A natural law, yet a natural law which is alive, which is itself life. It becomes indistinguishable from a purpose, the purpose of the great world-process. It is like a fore-seeing, fore-thinking power—Pronoia; our common word “Providence” is the Latin translation of this Pronoia, though of course its meaning has been rubbed down and cheapened in the process of the ages. As a principle of providence or forethought it comes to be regarded as God, the nearest approach to a definite personal God which is admitted by the austere logic of Stoicism. And, since it must be in some sense material, it is made of the finest material there is; it is made of fire, not ordinary fire, but what they called intellectual fire. A fire which is present in a warm, live man, and not in a cold, dead man; a fire which has consciousness and life, and is not subject to decay. This fire, Phusis, God, is in all creation.

We are led to a very definite and complete Pantheism. The Sceptic begins to make his usual objections. “God in worms?” he asks. “God in fleas and dung beetles?” And, as usual, the objector is made to feel sorry that he spoke. “Why not?” the Stoic answers; “cannot an earthworm serve God? Do you suppose that it is only a general who is a good soldier? Cannot the lowest private or camp attendant fight his best and give his life for his cause? Happy are you if you are serving God, and carrying out the great purpose as truly as such-and-such an earthworm?” That is the conception. All the world is working together. It is all one living whole, with one soul through it. And, as a matter of fact, no single part of it can either rejoice or suffer without all the rest being affected. The man who does not see that the good of every living creature is his good, the hurt of every living creature his hurt, is one who wilfully makes himself a kind of outlaw or exile: he is blind, or a fool. So we are led up to the great doctrine of the later Stoics, the Συμπαθεία τών όλων, or Sympathy of the Whole; a grand conception, the truth of which is illustrated in the ethical world by the feelings of good men, and in the world of natural science… We moderns may be excused for feeling a little surprise… by the fact that the stars twinkle. It is because they are so sorry for us: as well they may be!

St.
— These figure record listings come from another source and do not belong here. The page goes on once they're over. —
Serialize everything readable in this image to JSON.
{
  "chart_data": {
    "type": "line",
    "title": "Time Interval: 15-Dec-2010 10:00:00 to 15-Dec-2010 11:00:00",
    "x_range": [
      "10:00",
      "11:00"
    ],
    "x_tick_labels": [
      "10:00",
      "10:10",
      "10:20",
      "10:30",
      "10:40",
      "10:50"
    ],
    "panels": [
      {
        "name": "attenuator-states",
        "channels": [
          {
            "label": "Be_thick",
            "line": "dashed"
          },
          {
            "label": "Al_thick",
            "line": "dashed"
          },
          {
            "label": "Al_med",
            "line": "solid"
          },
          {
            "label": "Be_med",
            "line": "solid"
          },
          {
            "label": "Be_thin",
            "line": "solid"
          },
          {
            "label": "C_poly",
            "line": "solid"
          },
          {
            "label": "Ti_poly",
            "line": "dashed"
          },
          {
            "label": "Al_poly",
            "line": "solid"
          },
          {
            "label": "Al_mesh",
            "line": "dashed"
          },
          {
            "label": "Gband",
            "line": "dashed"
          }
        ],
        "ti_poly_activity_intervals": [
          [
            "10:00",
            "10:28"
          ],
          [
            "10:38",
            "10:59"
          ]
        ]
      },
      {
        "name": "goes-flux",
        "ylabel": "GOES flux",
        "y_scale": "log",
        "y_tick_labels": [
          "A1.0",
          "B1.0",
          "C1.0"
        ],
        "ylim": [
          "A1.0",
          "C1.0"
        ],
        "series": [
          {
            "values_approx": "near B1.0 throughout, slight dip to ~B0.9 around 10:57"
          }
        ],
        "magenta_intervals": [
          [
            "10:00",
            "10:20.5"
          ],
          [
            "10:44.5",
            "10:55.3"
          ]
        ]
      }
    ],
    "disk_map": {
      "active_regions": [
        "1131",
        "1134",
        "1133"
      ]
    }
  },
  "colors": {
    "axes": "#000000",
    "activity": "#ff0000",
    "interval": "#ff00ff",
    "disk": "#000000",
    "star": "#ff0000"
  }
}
George William Joseph Stock’s A Little Book of Stoicism also provides some insight:

It was assumed by the Greeks that the ways of nature were ‘the ways of pleasantness,’ and that ‘all her paths’ were ‘peace.’ This may seem to us a startling assumption, but that is because we do not mean by ‘nature’ the same thing as they did. We connect the term with the origin of a thing, they connected it rather with the end; by the ‘natural state’ we mean a state of savagery, they meant the highest civilization; we mean by a thing’s nature what it is or has been, they meant what it ought to become under the most favorable conditions: not the sour crab, but the mellow glory of the Herperides, worthy to be guarded by a sleepless dragon, was to the Greeks the natural apple. Hence we find Aristotle maintaining that the State is a natural product, because it is evolved out of social relations which exist by nature. Nature indeed was a highly ambiguous term to the Greeks no less than ourselves, but in the sense with which we are now concerned the nature of anything as defined by the Peripatetics as ‘the end of its becoming.’ Another definition of theirs puts the matter still more clearly: What each thing is when its growth has been completed, that we declare to be the nature of each thing.